Transcription factor (TF) binding to DNA is crucial for transcriptional regulation. There are multiple methods for mapping such binding. These methods balance between input requirements, spatial resolution, and compatibility with high-throughput automation. Here, we describe SLIM-ChIP (short-fragment-enriched, low-input, indexed MNase ChIP), which combines enzymatic fragmentation of chromatin and on-bead indexing to address these desiderata. SLIM-ChIP reproduces a high-resolution binding map of yeast Reb1 comparable with existing methods, yet with less input material and full compatibility with high-throughput procedures. We demonstrate the robustness and flexibility of SLIM-ChIP by probing additional factors in yeast and mouse. Finally, we show that SLIM-ChIP provides information on the chromatin landscape surrounding the bound transcription factor. We identify a class of Reb1 sites where the proximal −1 nucleosome tightly interacts with Reb1 and maintains unidirectional transcription. SLIM-ChIP is an attractive solution for mapping DNA binding proteins and charting the surrounding chromatin occupancy landscape at a single-cell level.

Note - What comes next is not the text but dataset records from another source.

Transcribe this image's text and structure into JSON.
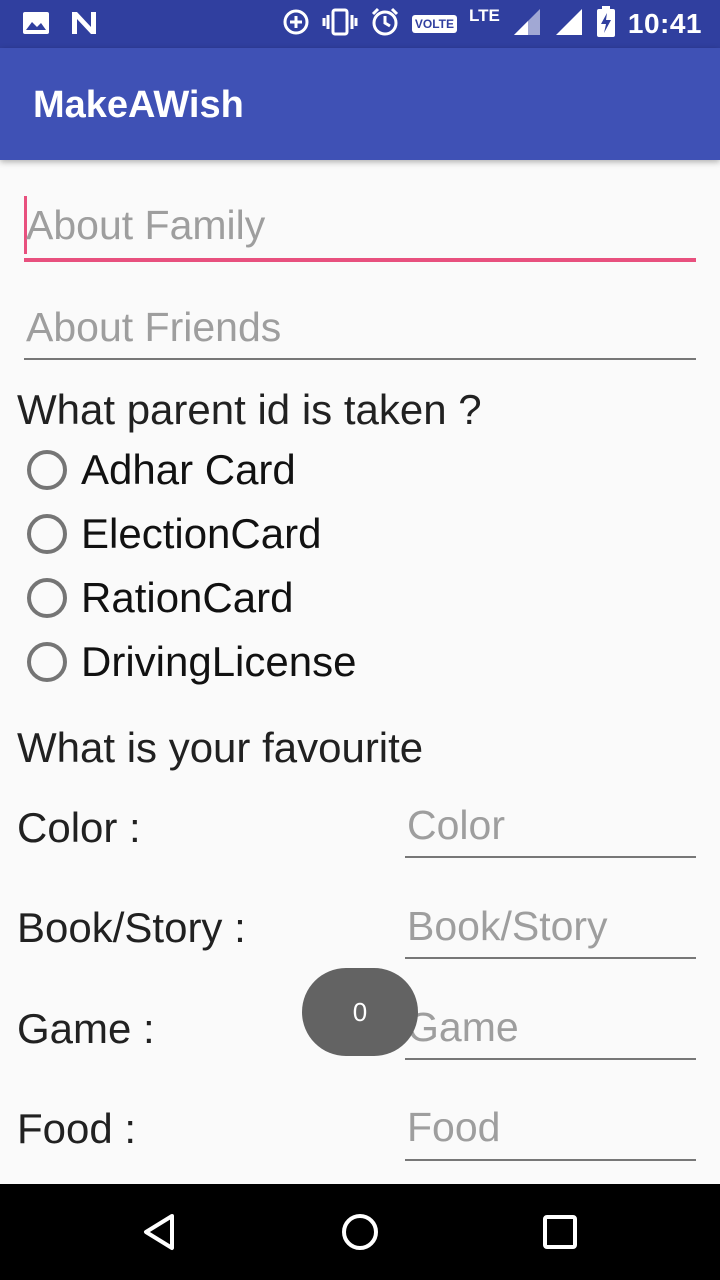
{
  "status_bar": {
    "time": "10:41",
    "volte": "VOLTE",
    "lte": "LTE",
    "icons": [
      "image-icon",
      "n-icon",
      "data-saver-icon",
      "vibrate-icon",
      "alarm-icon",
      "signal-icon",
      "battery-charging-icon"
    ]
  },
  "app": {
    "title": "MakeAWish"
  },
  "form": {
    "about_family_placeholder": "About Family",
    "about_friends_placeholder": "About Friends",
    "parent_id_question": "What parent id is taken ?",
    "parent_id_options": [
      "Adhar Card",
      "ElectionCard",
      "RationCard",
      "DrivingLicense"
    ],
    "favourite_heading": "What is your favourite",
    "favourites": [
      {
        "label": "Color :",
        "placeholder": "Color"
      },
      {
        "label": "Book/Story :",
        "placeholder": "Book/Story"
      },
      {
        "label": "Game :",
        "placeholder": "Game"
      },
      {
        "label": "Food :",
        "placeholder": "Food"
      }
    ]
  },
  "toast": {
    "text": "0"
  },
  "nav": {
    "icons": [
      "back-icon",
      "home-icon",
      "recents-icon"
    ]
  },
  "colors": {
    "status_bar": "#303f9f",
    "app_bar": "#3f51b5",
    "accent": "#e8507e"
  }
}
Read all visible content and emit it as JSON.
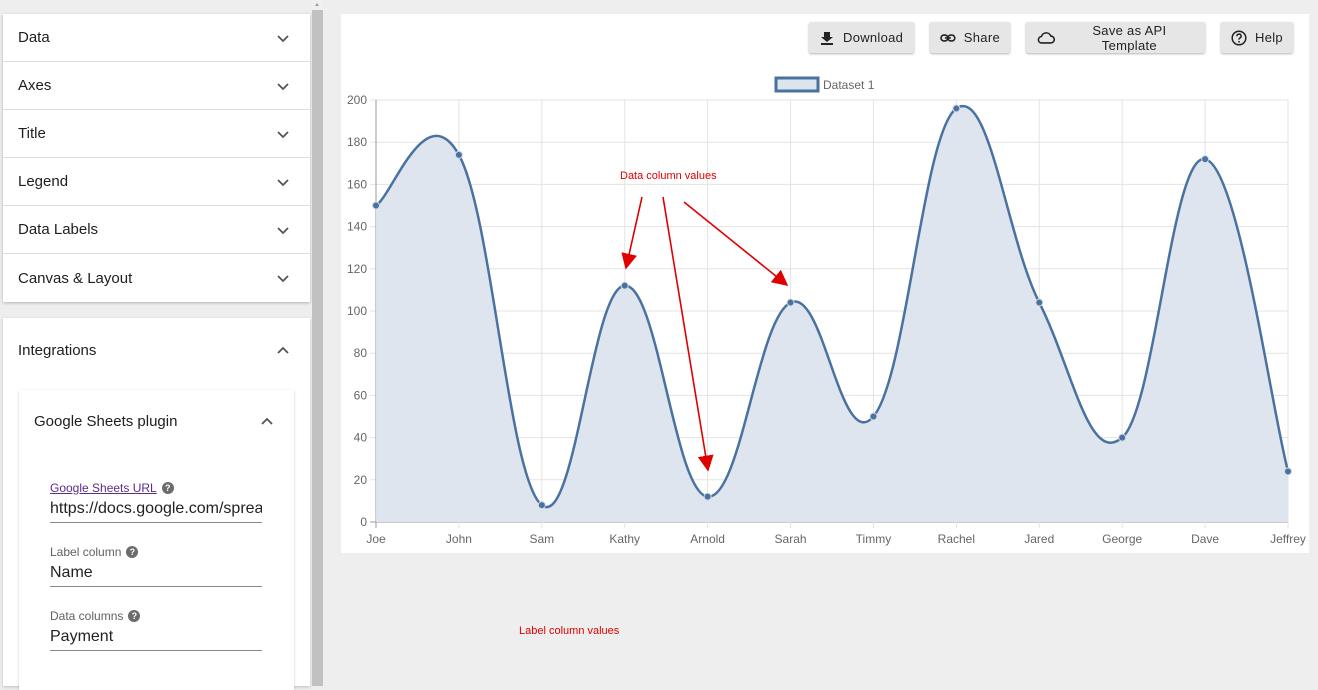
{
  "sidebar": {
    "accordion": [
      {
        "label": "Data"
      },
      {
        "label": "Axes"
      },
      {
        "label": "Title"
      },
      {
        "label": "Legend"
      },
      {
        "label": "Data Labels"
      },
      {
        "label": "Canvas & Layout"
      }
    ],
    "integrations": {
      "label": "Integrations",
      "plugin": {
        "label": "Google Sheets plugin",
        "url_label": "Google Sheets URL",
        "url_value": "https://docs.google.com/spreadsheets",
        "label_column_label": "Label column",
        "label_column_value": "Name",
        "data_columns_label": "Data columns",
        "data_columns_value": "Payment"
      }
    }
  },
  "toolbar": {
    "download": "Download",
    "share": "Share",
    "save_template": "Save as API Template",
    "help": "Help"
  },
  "annotations": {
    "data_column": "Data column values",
    "label_column": "Label column values"
  },
  "colors": {
    "line": "#4a72a0",
    "fill": "#dce4ed",
    "annotation": "#e00000"
  },
  "chart_data": {
    "type": "area",
    "categories": [
      "Joe",
      "John",
      "Sam",
      "Kathy",
      "Arnold",
      "Sarah",
      "Timmy",
      "Rachel",
      "Jared",
      "George",
      "Dave",
      "Jeffrey"
    ],
    "series": [
      {
        "name": "Dataset 1",
        "values": [
          150,
          174,
          8,
          112,
          12,
          104,
          50,
          196,
          104,
          40,
          172,
          24
        ]
      }
    ],
    "ylim": [
      0,
      200
    ],
    "yticks": [
      0,
      20,
      40,
      60,
      80,
      100,
      120,
      140,
      160,
      180,
      200
    ],
    "legend": "top-center",
    "grid": true,
    "smooth": true
  }
}
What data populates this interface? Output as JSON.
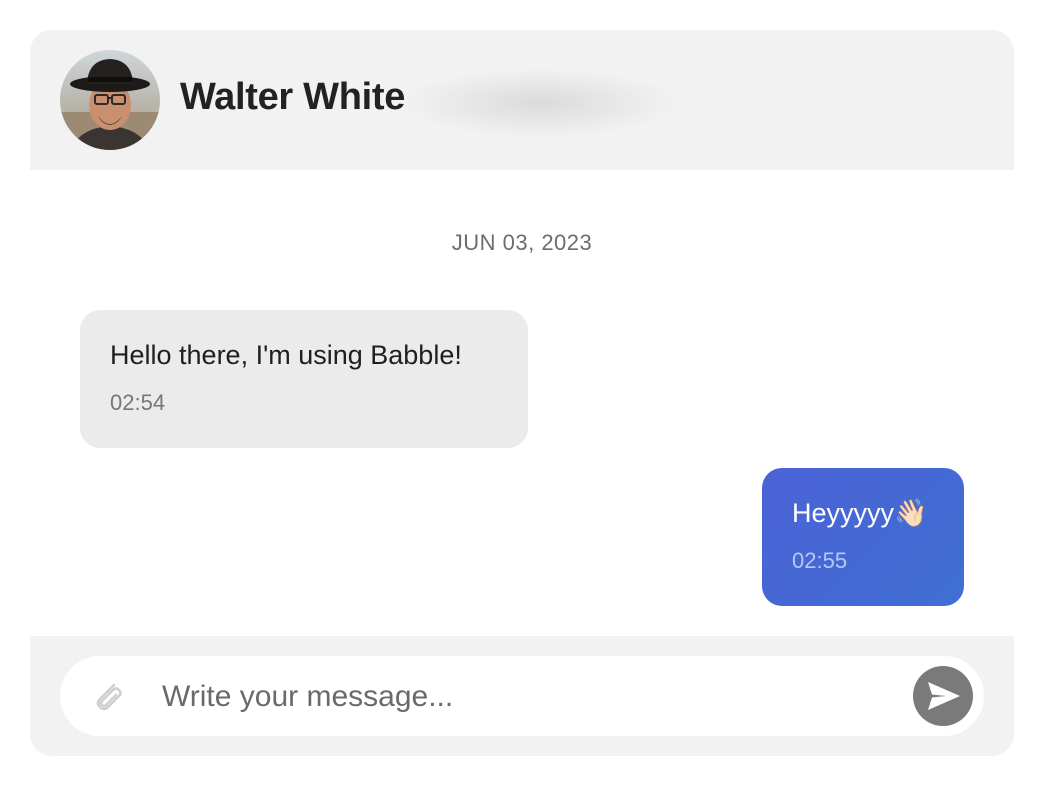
{
  "header": {
    "contact_name": "Walter White",
    "avatar_icon": "user-avatar-photo"
  },
  "conversation": {
    "date_divider": "JUN 03, 2023",
    "messages": [
      {
        "direction": "incoming",
        "text": "Hello there, I'm using Babble!",
        "time": "02:54"
      },
      {
        "direction": "outgoing",
        "text": "Heyyyyy👋🏻",
        "time": "02:55"
      }
    ]
  },
  "composer": {
    "placeholder": "Write your message...",
    "value": "",
    "attach_icon": "paperclip-icon",
    "send_icon": "send-icon"
  },
  "colors": {
    "header_bg": "#f2f2f2",
    "incoming_bubble": "#ebebeb",
    "outgoing_bubble": "#4567d4",
    "send_button": "#7a7a7a"
  }
}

SLIM-ChIP is a low-input, robust, high-resolution, automatable TF mapping protocol
SLIM-ChIP is applicable to a range of TFs from yeast to mammals
DNA fragments from SLIM-ChIP provide targeted footprinting at the bound site
RSC-mediated Reb1-nucleosome interactions affect promoter directionality
Mapping transcription factors binding to DNA by chromatin immunoprecipitation sequencing is a key step in studying transcriptional programs. Gutin et al. introduce SLIM-ChIP, a simple, automation compatible protocol, that provides insights about the chromatin landscape at the bound sites. Using this protocol, they discover promoter architectures that enforce unidirectional transcription.